Proprio in virtù dell’alta concentrazione residenziale in specifiche zone della città e soprattutto in base al tipo di economia che la comunità cinese ha organizzato nel territorio, la sua visibilità risulta notevolmente accentuata, anche rispetto ad altre collettività più numerose in valori assoluti, che tendono pero a mimetizzarsi più facilmente nello spazio pubblico, come la comunità filippina, occupata in prevalenza nel settore domestico.
Un altro momento piacevole della giornata è quando siamo andati a mangiare alla Trattoria cinese Long Chang, di via Paolo Sarpi 42, segnalato sulle guide turistiche come uno dei migliori ristoranti cinesi d’Italia.
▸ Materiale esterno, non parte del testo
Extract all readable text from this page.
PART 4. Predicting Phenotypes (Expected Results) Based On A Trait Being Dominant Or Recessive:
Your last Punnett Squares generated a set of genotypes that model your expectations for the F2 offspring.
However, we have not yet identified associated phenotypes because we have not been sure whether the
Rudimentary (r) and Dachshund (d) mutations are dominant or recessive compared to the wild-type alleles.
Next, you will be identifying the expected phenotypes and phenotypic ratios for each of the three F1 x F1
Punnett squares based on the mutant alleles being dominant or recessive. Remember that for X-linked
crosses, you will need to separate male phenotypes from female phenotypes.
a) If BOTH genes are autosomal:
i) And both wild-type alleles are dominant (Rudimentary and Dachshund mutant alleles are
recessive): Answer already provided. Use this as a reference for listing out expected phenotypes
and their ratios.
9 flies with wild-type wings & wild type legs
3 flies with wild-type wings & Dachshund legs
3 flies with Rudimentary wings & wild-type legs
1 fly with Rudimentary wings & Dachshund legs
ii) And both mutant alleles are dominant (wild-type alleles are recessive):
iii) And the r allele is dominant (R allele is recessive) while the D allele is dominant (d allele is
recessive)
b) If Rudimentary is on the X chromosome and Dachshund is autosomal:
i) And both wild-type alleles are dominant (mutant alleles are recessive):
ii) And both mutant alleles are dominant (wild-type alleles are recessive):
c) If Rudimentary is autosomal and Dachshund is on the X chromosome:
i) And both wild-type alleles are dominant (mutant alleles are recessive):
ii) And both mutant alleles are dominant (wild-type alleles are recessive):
I prezzi erano buoni e abbiamo assaggiato alcuni piatti tipici, gelato fritto compreso. Ci siamo accorti tardi che ci avrebbero potuto servire anche particolari insetti fritti: Olmo li avrebbe voluti assaggiare!
Al di là dei pregiudizi o delle paure della gente abbiamo cercato in questo modo di riflettere concretamente su alcuni concetti della geografia urbana in riferimento alla trasformazione delle città in seguito alle ondate migratorie degli ultimi decenni e alla globalizzazione dei mercati e dell’economia. Del resto la comunità cinese di Milano è cresciuta intorno alla stazione Garibaldi, una zona centrale, e porta con sé le sue contraddizioni.